Shortly after graduation Amy moved to Canada, where she has been working for a new photography museum in Vancouver, BC, while building her personal portfolio of work.
Her photography book, The Dark Figure*, was Amy’s third-year project. It documents and raises awareness of modern slavery in Britain and is being published by Another Place Press, a small independent UK publisher that showcases contemporary landscape photography.
Amy’s slavery project is already being used by the UK Home Office, the British Police, UK Councils and NGOs, as a training resource to help identify how to spot the signs of slavery.
Amy told us: “Working on The Dark Figure* book with Another Place Press has been fantastic; a lot of fun. I made a lot of improvements to the writing and it now feels complete and at a point where I can put it to bed. And how great is it to be able to put it to bed on a bookshelf?! I feel very honoured to have been given this opportunity.”
The Dark Figure* project has also picked up attention in The Guardian and New Review.
While working in Canada and publishing her book, Amy has also been applying for grants.

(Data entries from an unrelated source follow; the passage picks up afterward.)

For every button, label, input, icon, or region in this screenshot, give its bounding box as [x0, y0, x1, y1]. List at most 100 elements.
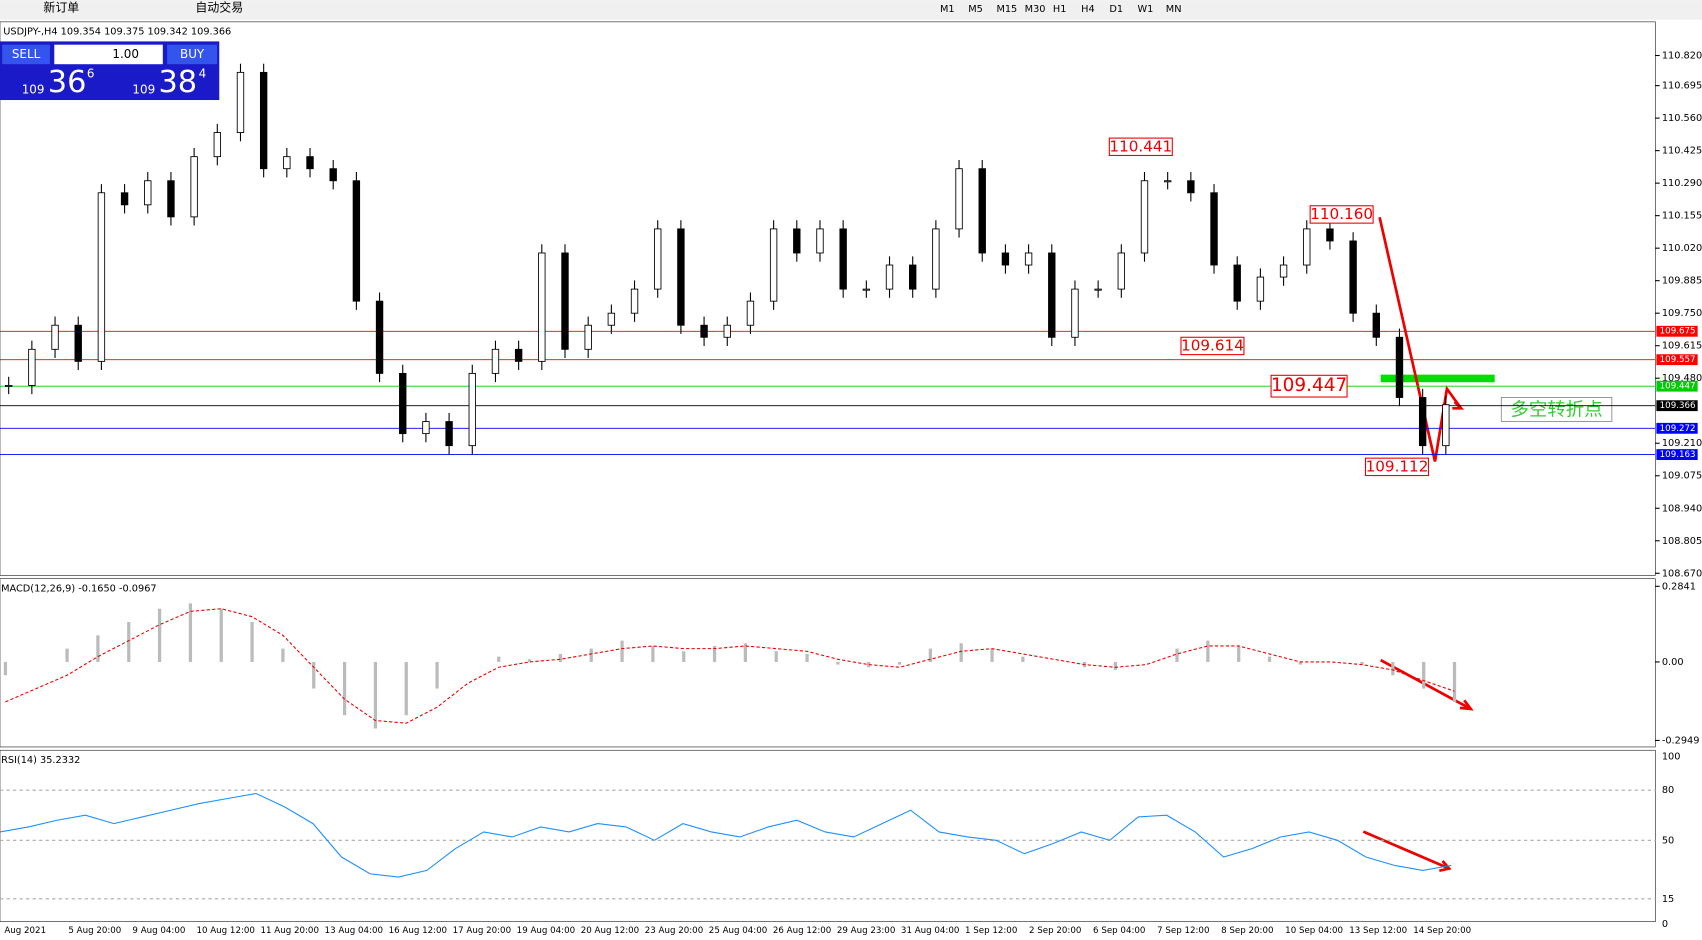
candle: [584, 324, 592, 350]
rsi-line: [0, 792, 1452, 878]
candle: [932, 228, 940, 290]
timeframe[interactable]: M1: [940, 4, 955, 15]
y-tick-label: 80: [1662, 785, 1674, 796]
timeframe[interactable]: D1: [1109, 4, 1123, 15]
x-tick-label: 31 Aug 04:00: [901, 926, 959, 936]
sell-label: SELL: [12, 47, 41, 61]
x-tick-label: 20 Aug 12:00: [581, 926, 639, 936]
candle: [1163, 180, 1172, 183]
ask-main: 38: [158, 65, 197, 100]
x-tick-label: 25 Aug 04:00: [709, 926, 767, 936]
y-tick-label: 109.615: [1662, 341, 1702, 352]
x-tick-label: 6 Sep 04:00: [1093, 926, 1145, 936]
annotation-box: [1108, 137, 1173, 157]
candle: [236, 71, 245, 134]
candle: [329, 168, 337, 182]
annotation-label: 109.614: [1181, 336, 1244, 354]
timeframe[interactable]: H4: [1081, 4, 1095, 15]
candle: [700, 324, 708, 338]
candle: [167, 180, 175, 218]
level-label: 109.163: [1660, 450, 1696, 460]
candle: [306, 156, 314, 170]
x-tick-label: 19 Aug 04:00: [517, 926, 575, 936]
candle: [746, 300, 755, 326]
candle: [885, 264, 894, 290]
y-tick-label: 110.020: [1662, 243, 1702, 254]
candle: [28, 348, 36, 386]
y-tick-label: 0: [1662, 919, 1668, 930]
level-tag: [1656, 449, 1698, 460]
y-tick-label: 0.2841: [1662, 581, 1696, 592]
buy-label: BUY: [180, 47, 205, 61]
candle: [1024, 252, 1033, 266]
y-tick-label: 50: [1662, 835, 1674, 846]
annotation-label: 110.160: [1310, 205, 1373, 223]
bid-small: 6: [87, 66, 95, 80]
buy-button[interactable]: [167, 44, 218, 65]
y-tick-label: 100: [1662, 752, 1681, 763]
lot: 1.00: [112, 47, 139, 61]
timeframe[interactable]: M30: [1025, 4, 1046, 15]
candle: [561, 252, 569, 350]
candle: [399, 372, 407, 435]
sell-button[interactable]: [2, 44, 50, 65]
candle: [213, 132, 221, 158]
candle: [978, 168, 986, 254]
candle: [1395, 336, 1404, 398]
timeframe[interactable]: MN: [1166, 4, 1182, 15]
y-tick-label: 109.750: [1662, 308, 1702, 319]
timeframe[interactable]: W1: [1138, 4, 1154, 15]
candle: [1233, 264, 1241, 302]
candle: [4, 385, 13, 387]
toolbar-button[interactable]: 自动交易: [195, 0, 243, 14]
candle: [1256, 276, 1265, 302]
x-tick-label: 13 Sep 12:00: [1349, 926, 1407, 936]
candle: [445, 421, 453, 447]
candle: [1210, 192, 1218, 266]
y-tick-label: 110.820: [1662, 51, 1702, 62]
level-tag: [1656, 325, 1698, 337]
lot-input[interactable]: [54, 44, 163, 65]
level-tag: [1656, 422, 1698, 434]
candle: [1279, 264, 1288, 278]
annotation-label: 109.447: [1271, 375, 1347, 396]
macd-label: MACD(12,26,9) -0.1650 -0.0967: [1, 583, 157, 594]
x-tick-label: 26 Aug 12:00: [773, 926, 831, 936]
macd-signal: [5, 608, 1455, 724]
candle: [1094, 288, 1102, 291]
x-tick-label: 8 Sep 20:00: [1221, 926, 1273, 936]
annotation-box: [1270, 374, 1348, 398]
level-tag: [1656, 354, 1698, 366]
y-tick-label: 110.155: [1662, 211, 1702, 222]
timeframe[interactable]: M5: [968, 4, 983, 15]
y-tick-label: 109.480: [1662, 373, 1702, 384]
x-tick-label: 16 Aug 12:00: [389, 926, 447, 936]
candle: [468, 372, 476, 447]
candle: [839, 228, 847, 290]
y-tick-label: 109.075: [1662, 471, 1702, 482]
y-tick-label: 0.00: [1662, 657, 1684, 668]
y-tick-label: 110.695: [1662, 81, 1702, 92]
x-tick-label: 17 Aug 20:00: [453, 926, 511, 936]
toolbar-button[interactable]: 新订单: [43, 0, 79, 14]
y-tick-label: 109.885: [1662, 276, 1702, 287]
timeframe[interactable]: M15: [996, 4, 1017, 15]
timeframe[interactable]: H1: [1053, 4, 1067, 15]
bid-big: 109: [22, 83, 45, 97]
candle: [514, 348, 523, 362]
y-tick-label: 108.940: [1662, 503, 1702, 514]
candle: [1349, 240, 1357, 314]
annotation-label: 109.112: [1366, 457, 1429, 475]
macd-pane: [0, 578, 1656, 748]
candle: [1303, 228, 1311, 266]
y-tick-label: 108.670: [1662, 568, 1702, 579]
candle: [1071, 288, 1079, 338]
candle: [538, 252, 546, 362]
x-tick-label: 23 Aug 20:00: [645, 926, 703, 936]
candle: [74, 324, 82, 362]
candle: [51, 324, 59, 350]
y-tick-label: 15: [1662, 894, 1674, 905]
level-label: 109.447: [1660, 382, 1696, 392]
price-pane: [0, 21, 1656, 576]
rsi-label: RSI(14) 35.2332: [1, 755, 80, 766]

“I am lucky to have received an Explorer grant from National Geographic,” Amy told us. “Over the next year, I’ll be carving out a story about the decline of Pacific wild salmon – one of Canada’s most valuable natural food resources and a fish that is deeply embedded in the culture and identity of the First Nations people of Canada.”
When asked what it was like to be a NatGeo Explorer, Amy said: “It’s fantastic and very exciting to be awarded money to go shoot what I choose. I have a lot of freedom, but it’s a balancing act – trying to make the best of the opportunity, while also earning a living. Summer will be a challenge, as this is when a lot of my field work needs to happen.”
“It’s like an intense juggling act,” she told us. “Exciting, but also trying not to drop the balls!”
In the future, Amy plans on working as a freelance photographer. She said: “The dream (of course) is to be taken to many places and see many things, and hopefully do some good along the way… Not a simple task, but one that I think is possible!”